Через полчаса дивизион был уже в казармах. В кабинете командира части шел разбор учебной тревоги, а в столовой дневальные не поспевали разносить миски со щами и жирной бараниной.
Только теперь Сомин узнал, что произошло с его водителем. В санчасти установили тяжелое отравление, видимо рыбой. Пострадавшего пришлось отправить в госпиталь.
– Отличились, Сомин! – сказал комиссар. – Почему не проследили, в каком виде возвратился из города ваш подчиненный? Вы знаете, что полагается за невыход боевой техники по тревоге?
– Трибунал, – мрачно ответил Сомин.
Рядом стоял лейтенант Земсков. Разговор с комиссаром был у него несколькими минутами раньше. Это видно было по лицу лейтенанта. Когда командир батареи и сержант вышли от комиссара, Земсков не сказал Сомину ни слова. Он пришел в командирское общежитие и, как был в шинели, с биноклем и пистолетом, лег на свою койку. «Недоглядел!..»
А Сомин, забравшись под одеяло, не думал ни о чем. Мысли оцепенели. Потом, уже в полусне, отогревшись, он приподнялся на койке и тихо сказал, глядя на своих спящих подчиненных:
– Никакой я не командир… – Он вспомнил, как Арсеньев принимал от адмирала флаг миноносца, и ему стало совсем горько. Но сон все-таки был сильнее. Сомин хотел представить себе нахмуренное лицо комиссара, но не смог. Он уже покоился в том густом свинцовом сне, который не знает ни мыслей, ни сновидений.
Глава III
МОСКВА – ЗА НАМИ
1. Первый залп
Тревоги теперь бывали часто. Громовой окрик вахтенного: «Боевая тревога!» – раздавался то во время обеда, то под утро, перед самым подъемом. Он заставлял людей вскакивать из-за стола, отбросив ложку, или скатываться кубарем с постели.
Дивизион жил по готовности номер один. Моторам не давали остыть. Ночью каждые два часа их прогревали. Этот сдержанный рокот среди ночи не позволял даже во сне забыть о том, что часть с минуты на минуту могут вызвать на фронт. Спали одевшись, с гранатами, с пистолетами, с уложенными вещмешками под головой. Надрывно выли сирены. Их заунывное пение уже не пугало. Оно раздражало.

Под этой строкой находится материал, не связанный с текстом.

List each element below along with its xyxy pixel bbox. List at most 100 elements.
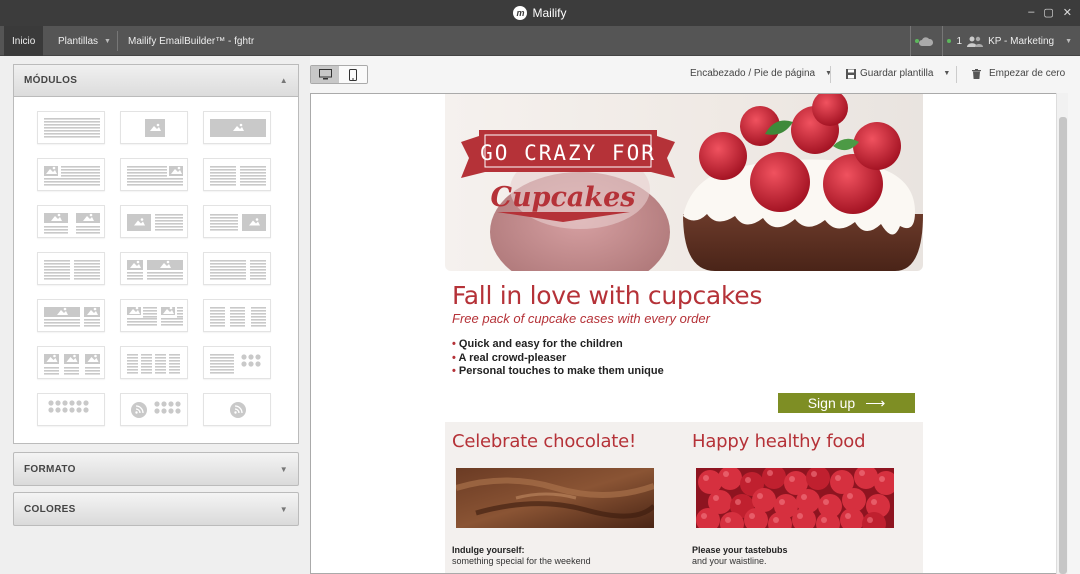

Газетные шапки бросались в глаза черными крупными буквами: «Кровавые орды фашистов рвутся к Москве. Остановить и опрокинуть смертельного врага!»
Но враг не останавливался. На политинформациях матросам говорили: «Положение на фронте ухудшилось. Бои идут под Вязьмой, Брянском, Калинином». Каждый день появлялось новое направление.

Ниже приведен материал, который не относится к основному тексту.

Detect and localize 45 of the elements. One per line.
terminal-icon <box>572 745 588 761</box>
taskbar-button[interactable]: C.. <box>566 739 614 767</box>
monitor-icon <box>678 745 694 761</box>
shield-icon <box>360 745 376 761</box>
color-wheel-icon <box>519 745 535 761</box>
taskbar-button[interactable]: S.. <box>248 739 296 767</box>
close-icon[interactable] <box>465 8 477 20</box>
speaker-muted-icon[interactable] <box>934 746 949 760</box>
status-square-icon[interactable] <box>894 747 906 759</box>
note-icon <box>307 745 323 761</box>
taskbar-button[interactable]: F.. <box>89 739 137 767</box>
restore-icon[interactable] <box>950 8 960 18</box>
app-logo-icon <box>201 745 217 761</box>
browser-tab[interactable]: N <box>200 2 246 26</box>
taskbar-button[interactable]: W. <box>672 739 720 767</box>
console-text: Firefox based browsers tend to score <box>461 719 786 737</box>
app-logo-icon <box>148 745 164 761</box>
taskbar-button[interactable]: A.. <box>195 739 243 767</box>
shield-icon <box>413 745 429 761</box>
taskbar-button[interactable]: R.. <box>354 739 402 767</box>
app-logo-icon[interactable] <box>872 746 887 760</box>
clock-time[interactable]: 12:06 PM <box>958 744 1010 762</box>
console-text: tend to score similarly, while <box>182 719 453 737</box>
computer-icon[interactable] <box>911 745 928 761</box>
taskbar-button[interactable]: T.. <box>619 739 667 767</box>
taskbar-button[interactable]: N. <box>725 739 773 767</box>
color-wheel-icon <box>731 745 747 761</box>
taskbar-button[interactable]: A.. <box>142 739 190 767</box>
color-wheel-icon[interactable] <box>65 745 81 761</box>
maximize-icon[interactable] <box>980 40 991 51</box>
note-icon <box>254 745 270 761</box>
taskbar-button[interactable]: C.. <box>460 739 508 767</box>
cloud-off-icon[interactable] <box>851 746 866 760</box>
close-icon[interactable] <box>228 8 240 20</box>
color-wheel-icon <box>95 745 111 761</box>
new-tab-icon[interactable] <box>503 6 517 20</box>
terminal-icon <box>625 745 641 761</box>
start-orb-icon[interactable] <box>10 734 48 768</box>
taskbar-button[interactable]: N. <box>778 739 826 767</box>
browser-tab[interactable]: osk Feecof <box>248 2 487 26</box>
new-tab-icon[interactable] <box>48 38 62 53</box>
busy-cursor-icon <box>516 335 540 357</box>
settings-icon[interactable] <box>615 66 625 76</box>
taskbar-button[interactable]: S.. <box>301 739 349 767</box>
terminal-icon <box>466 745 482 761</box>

Ночью, когда затихал шум города, в морозном воздухе явственно слышалось дыхание близкого фронта.
В одну из таких ночей Сомин был начальником караула. Сидя за столиком в караульном помещении, он писал письмо. Только вчера пришло первое письмо от родных.
«Они считают, что я на фронте, волнуются, – думал Сомин, – а я сижу в теплых казармах и до сих пор еще не видел передовой. Наверно, родителям приходится труднее, чем мне. Как они там, на Урале? Отец в третий раз просился на фронт, несмотря на то что ему под шестьдесят. Не пустили. Мать пишет: „Здорово бушевал“, но пришлось остаться на заводе начальником цеха. А мать, конечно, вместе с ним. Всегда вместе, с тех пор как повстречались в девятнадцатом не то под Вапняркой, не то под Каховкой. Мама, наверно, была очень красивая тогда. Таких теперь и не встретишь, конечно не считая Маринки. Она даже слишком красивая», – думал Сомин. Ему казалось, что все, кто знает Маринку, должны быть влюблены в нее.